The only true structural valve deteriorations seem to have occurred in Case 11, 12, 13 and 14, at an average of 7.5 years after implantation: of note, all patients were young (56–66 years), with a small annulus. These may have been difficult cases for an initial experience, with a high risk of intra-annular implant, explaining also the finding of ‘annulus shrinkage’.
It should also be stressed that 42.8% (6/14) of explanted and 23.5% of implanted valves were of size 27: such data are quite in contrast with two recent multicentric studies in which such a valve size has been used in 10.0% [ 4 ] and 4.7% [ 5 ] of patients, respectively; again, avoidance of oversizing and incorrect indications, such as dilated annuli, seem to be of paramount importance to improve valve durability.

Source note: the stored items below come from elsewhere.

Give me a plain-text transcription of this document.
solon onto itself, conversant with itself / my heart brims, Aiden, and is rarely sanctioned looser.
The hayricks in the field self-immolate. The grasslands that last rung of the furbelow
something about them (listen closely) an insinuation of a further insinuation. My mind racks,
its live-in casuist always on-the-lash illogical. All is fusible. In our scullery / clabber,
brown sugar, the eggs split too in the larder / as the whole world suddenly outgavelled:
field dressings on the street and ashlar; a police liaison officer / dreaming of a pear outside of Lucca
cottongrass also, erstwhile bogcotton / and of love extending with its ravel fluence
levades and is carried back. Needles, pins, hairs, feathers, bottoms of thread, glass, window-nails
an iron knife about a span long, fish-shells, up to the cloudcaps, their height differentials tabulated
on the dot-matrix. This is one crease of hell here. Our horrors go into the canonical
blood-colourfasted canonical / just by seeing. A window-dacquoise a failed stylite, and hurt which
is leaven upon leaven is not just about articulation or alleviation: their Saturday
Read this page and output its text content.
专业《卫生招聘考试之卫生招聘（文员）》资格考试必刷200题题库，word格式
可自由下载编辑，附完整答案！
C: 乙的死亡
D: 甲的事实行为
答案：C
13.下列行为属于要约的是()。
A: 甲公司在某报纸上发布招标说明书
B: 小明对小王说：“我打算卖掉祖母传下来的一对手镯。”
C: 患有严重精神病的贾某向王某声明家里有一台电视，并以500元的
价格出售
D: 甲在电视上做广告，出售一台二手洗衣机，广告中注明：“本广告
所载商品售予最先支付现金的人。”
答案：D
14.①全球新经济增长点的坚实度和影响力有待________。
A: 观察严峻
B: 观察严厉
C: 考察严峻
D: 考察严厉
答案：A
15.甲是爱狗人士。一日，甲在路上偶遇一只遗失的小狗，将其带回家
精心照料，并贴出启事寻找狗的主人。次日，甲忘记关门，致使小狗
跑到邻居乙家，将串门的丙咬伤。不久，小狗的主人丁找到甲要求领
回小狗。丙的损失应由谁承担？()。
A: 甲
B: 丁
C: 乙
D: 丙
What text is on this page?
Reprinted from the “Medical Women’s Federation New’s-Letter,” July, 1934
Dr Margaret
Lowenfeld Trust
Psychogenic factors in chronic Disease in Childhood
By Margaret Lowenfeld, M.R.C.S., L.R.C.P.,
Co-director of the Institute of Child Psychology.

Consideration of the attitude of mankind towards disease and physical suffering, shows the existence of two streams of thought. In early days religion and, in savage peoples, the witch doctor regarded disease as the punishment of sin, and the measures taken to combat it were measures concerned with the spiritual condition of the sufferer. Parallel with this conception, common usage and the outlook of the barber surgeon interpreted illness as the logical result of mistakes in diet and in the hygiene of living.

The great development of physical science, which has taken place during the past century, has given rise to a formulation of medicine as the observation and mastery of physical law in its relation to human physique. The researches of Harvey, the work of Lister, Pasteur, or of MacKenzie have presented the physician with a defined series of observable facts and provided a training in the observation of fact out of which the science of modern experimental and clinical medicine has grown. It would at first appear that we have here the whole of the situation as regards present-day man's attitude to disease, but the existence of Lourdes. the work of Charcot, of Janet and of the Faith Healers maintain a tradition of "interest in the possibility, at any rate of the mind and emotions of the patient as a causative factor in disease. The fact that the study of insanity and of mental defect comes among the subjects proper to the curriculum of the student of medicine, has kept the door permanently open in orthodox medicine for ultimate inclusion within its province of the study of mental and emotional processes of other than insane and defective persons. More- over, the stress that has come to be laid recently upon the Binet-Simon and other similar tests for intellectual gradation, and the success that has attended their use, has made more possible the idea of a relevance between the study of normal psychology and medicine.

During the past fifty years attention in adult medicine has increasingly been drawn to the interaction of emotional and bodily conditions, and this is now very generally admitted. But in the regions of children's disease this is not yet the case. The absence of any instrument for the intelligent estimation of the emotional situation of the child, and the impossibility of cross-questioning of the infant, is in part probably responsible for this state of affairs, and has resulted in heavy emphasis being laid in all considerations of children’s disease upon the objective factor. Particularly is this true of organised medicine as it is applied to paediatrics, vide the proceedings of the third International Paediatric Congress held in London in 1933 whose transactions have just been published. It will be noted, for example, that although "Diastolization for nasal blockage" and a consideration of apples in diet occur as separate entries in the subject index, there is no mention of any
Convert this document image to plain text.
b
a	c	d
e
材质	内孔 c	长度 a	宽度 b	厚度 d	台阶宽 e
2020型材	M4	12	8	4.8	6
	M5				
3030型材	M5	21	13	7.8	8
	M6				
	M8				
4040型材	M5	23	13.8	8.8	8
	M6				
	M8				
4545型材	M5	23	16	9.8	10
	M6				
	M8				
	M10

In conclusion, we believe that the results by Stanger et al . should be carefully interpreted since avoiding common ‘pitfalls’ in implantation might contribute to limiting premature failure and to positively influencing the rate of freedom from structural valve deterioration. More studies and a longer follow-up are warranted to conclusively assess the durability of the FS valve.
Conflict of interest: Alberto Repossini is a consultant for SORIN Group.